Impossível acreditar que a vida havia me preparado este momento que eu abominei, tal qual o grande escritor Oscar Wilde no século xix, tão narcisista e tão avançado para a sua época.
Não estou triste e, sim, muito pensativa. Melhor seria que eu pudesse esquecer que existiu uma juventude dourada, onde a beleza natural era,para mim, muita coisa. E até mais do que o leitor possa imaginar.
A maturidade me deu experiência e as aprendizagens foram muitas. Tudo isto não me foi suficiente para que eu abandonasse a minha sensualidade estética , inerente a minha pessoa.
O texto assim começado e já avançado, posto que não pretendo me estender, deu-me o que refletir, mesmo eu não querendo perseverar nesta tecla.
Pensei em tudo.
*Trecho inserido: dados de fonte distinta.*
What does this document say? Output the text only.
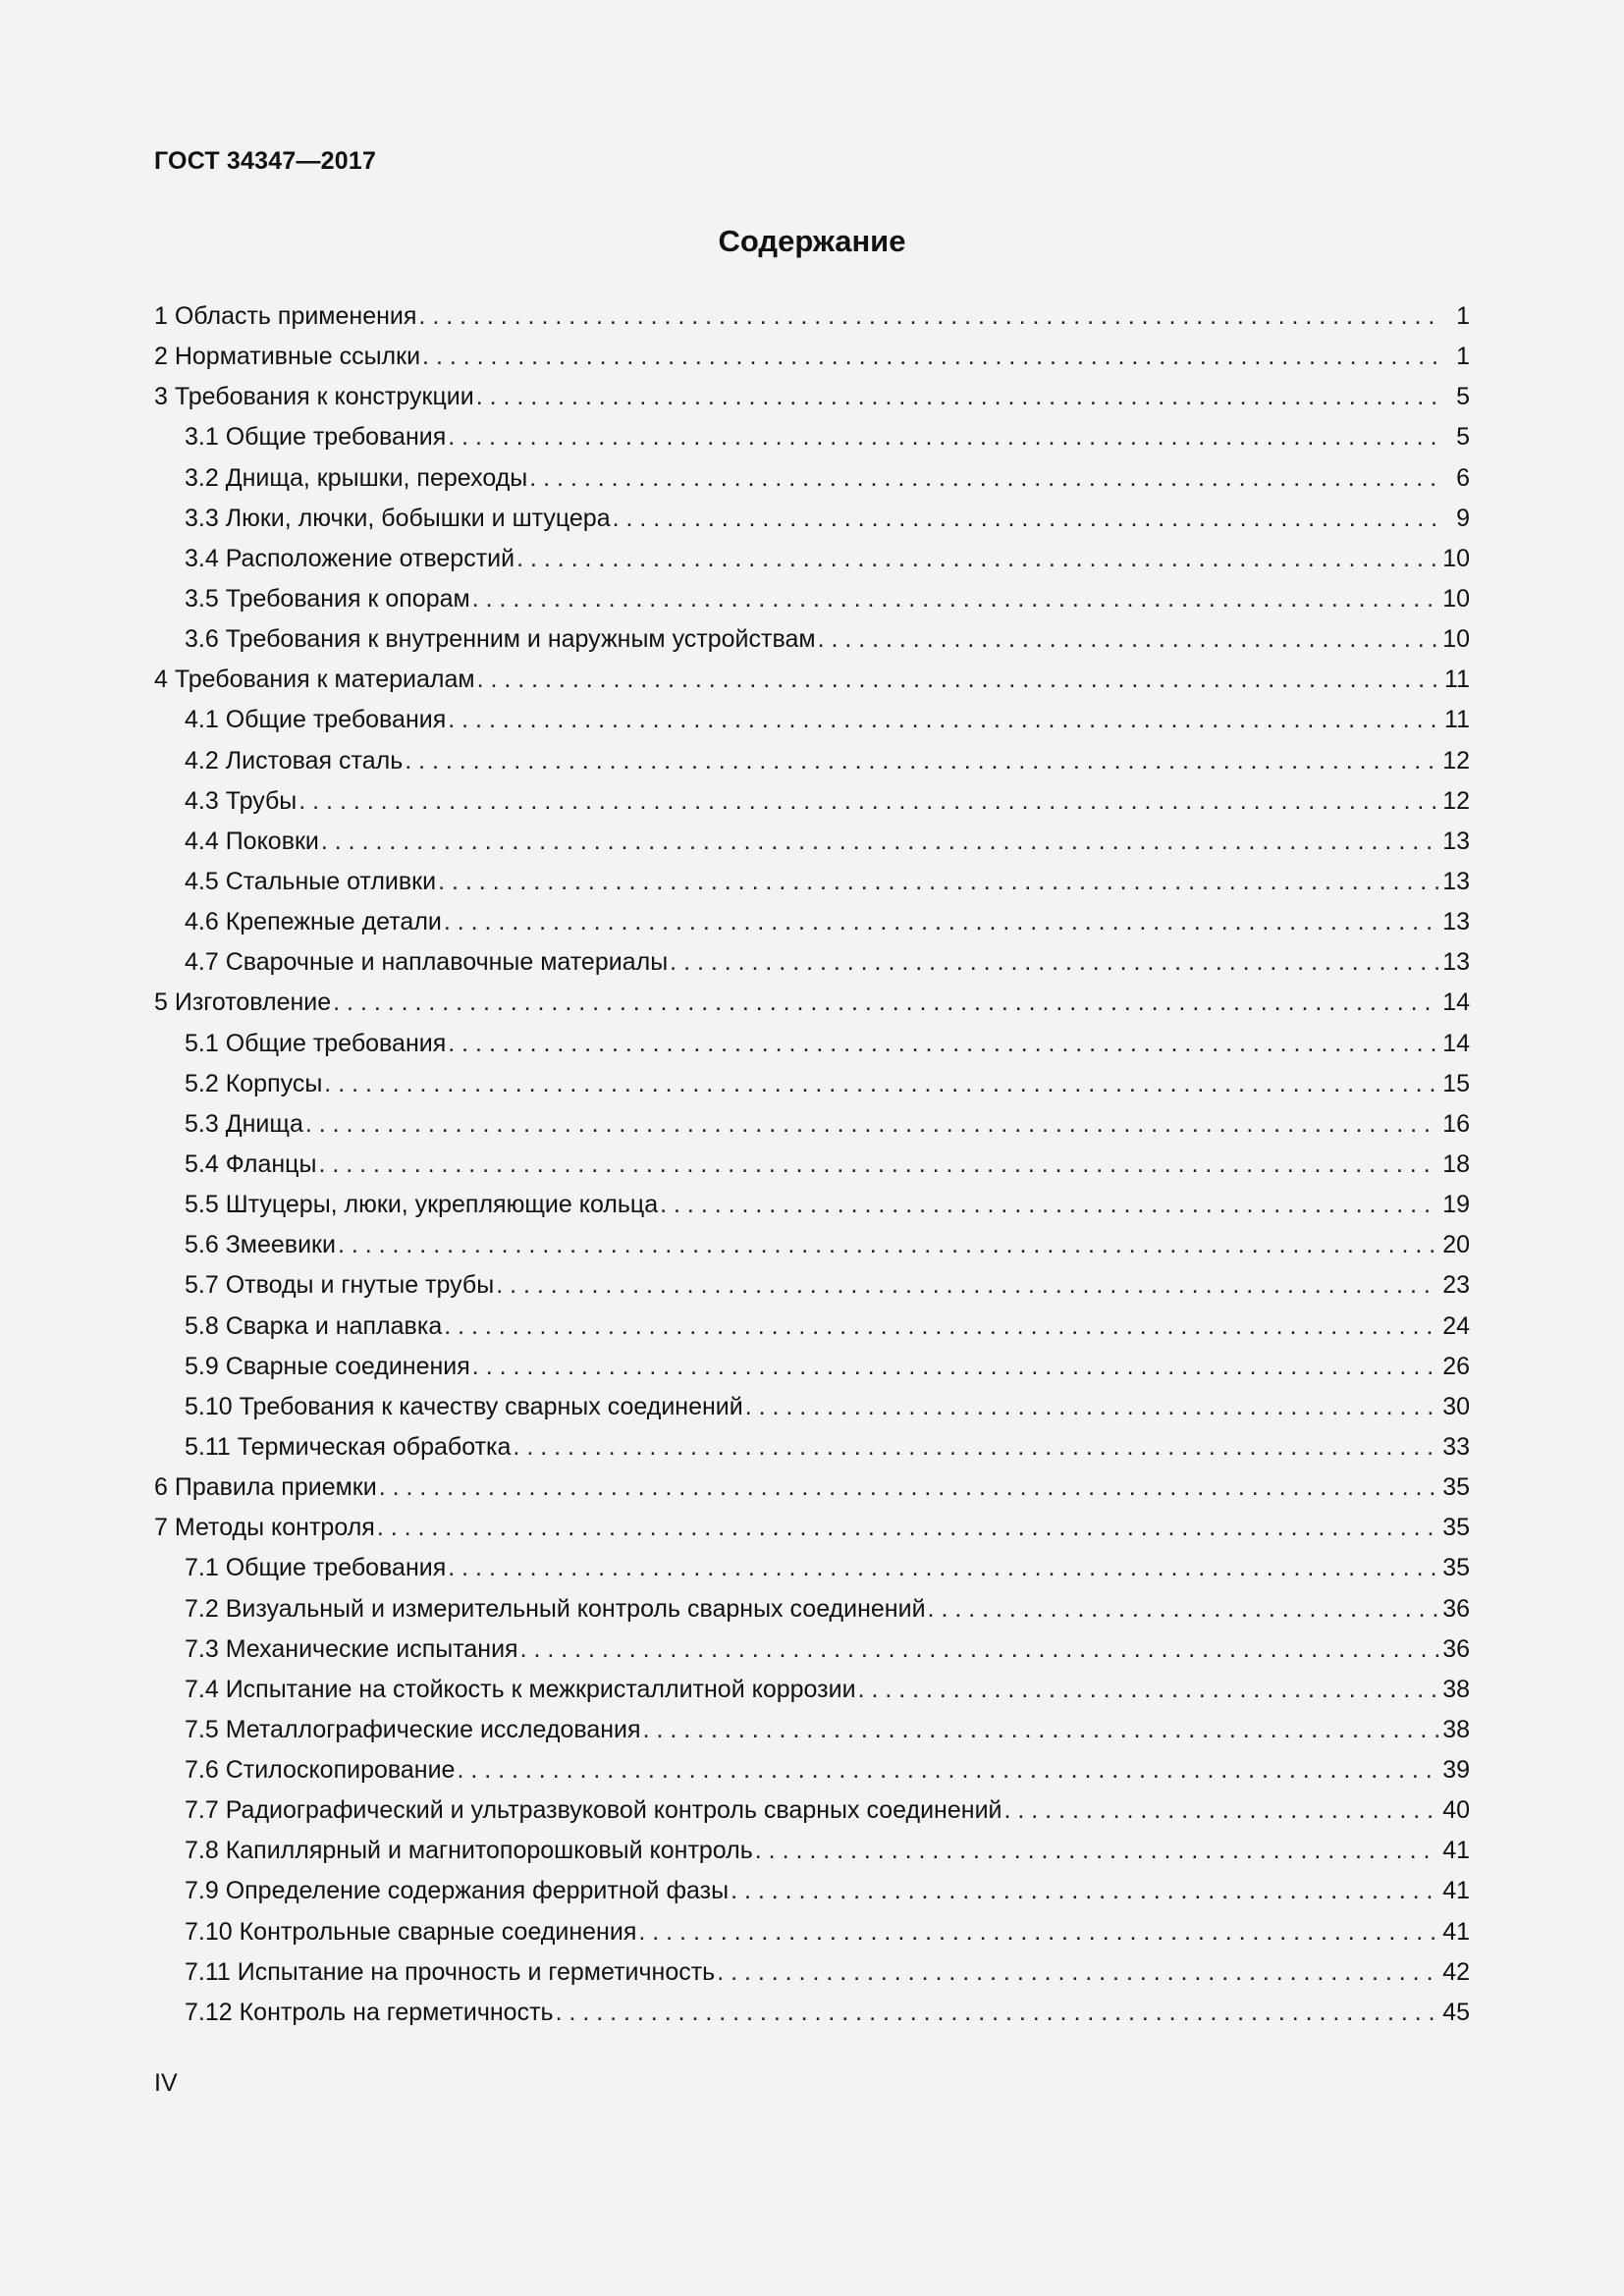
ГОСТ 34347—2017
Содержание
1 Область применения . . .	1
2 Нормативные ссылки . . .	1
3 Требования к конструкции . . .	5
3.1 Общие требования . . .	5
3.2 Днища, крышки, переходы . . .	6
3.3 Люки, лючки, бобышки и штуцера . . .	9
3.4 Расположение отверстий . . .	10
3.5 Требования к опорам . . .	10
3.6 Требования к внутренним и наружным устройствам . . .	10
4 Требования к материалам . . .	11
4.1 Общие требования . . .	11
4.2 Листовая сталь . . .	12
4.3 Трубы . . .	12
4.4 Поковки . . .	13
4.5 Стальные отливки . . .	13
4.6 Крепежные детали . . .	13
4.7 Сварочные и наплавочные материалы . . .	13
5 Изготовление . . .	14
5.1 Общие требования . . .	14
5.2 Корпусы . . .	15
5.3 Днища . . .	16
5.4 Фланцы . . .	18
5.5 Штуцеры, люки, укрепляющие кольца . . .	19
5.6 Змеевики . . .	20
5.7 Отводы и гнутые трубы . . .	23
5.8 Сварка и наплавка . . .	24
5.9 Сварные соединения . . .	26
5.10 Требования к качеству сварных соединений . . .	30
5.11 Термическая обработка . . .	33
6 Правила приемки . . .	35
7 Методы контроля . . .	35
7.1 Общие требования . . .	35
7.2 Визуальный и измерительный контроль сварных соединений . . .	36
7.3 Механические испытания . . .	36
7.4 Испытание на стойкость к межкристаллитной коррозии . . .	38
7.5 Металлографические исследования . . .	38
7.6 Стилоскопирование . . .	39
7.7 Радиографический и ультразвуковой контроль сварных соединений . . .	40
7.8 Капиллярный и магнитопорошковый контроль . . .	41
7.9 Определение содержания ферритной фазы . . .	41
7.10 Контрольные сварные соединения . . .	41
7.11 Испытание на прочность и герметичность . . .	42
7.12 Контроль на герметичность . . .	45
IV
Pensei em vocês leitores. Mas, era necessário um desabafo .
O espelho da sala do evento tinha a característica de aumentar tudo. Exaurida , de corpo e de alma, estava atônita e estarrecida. Impossível modificar a vida. Mais impossível , ainda, deixar de querer cultuar a beleza juvenil, pois cresci e amadureci , trazendo arraigada a minha pessoa esta característica, da qual não conseguia me livrar...
Terríveis as sensações experimentadas. Estava mais distante do que já fui. Com todos os enriquecimentos da minha fase atual, pretendia voltar no tempo, que jamais voltaria.
E este não poder voltar doeu em mim , como vocês leitores estariam longe de imaginar.
Voltando a minha Universidade, com trabalhos a fazer, vou tentar esquecer que a minha juventude existiu...
Hoje desnudo um sentimento com clareza. É assim que vocês chegam a conclusão de como sou eu, sem máscaras e sem camuflagens!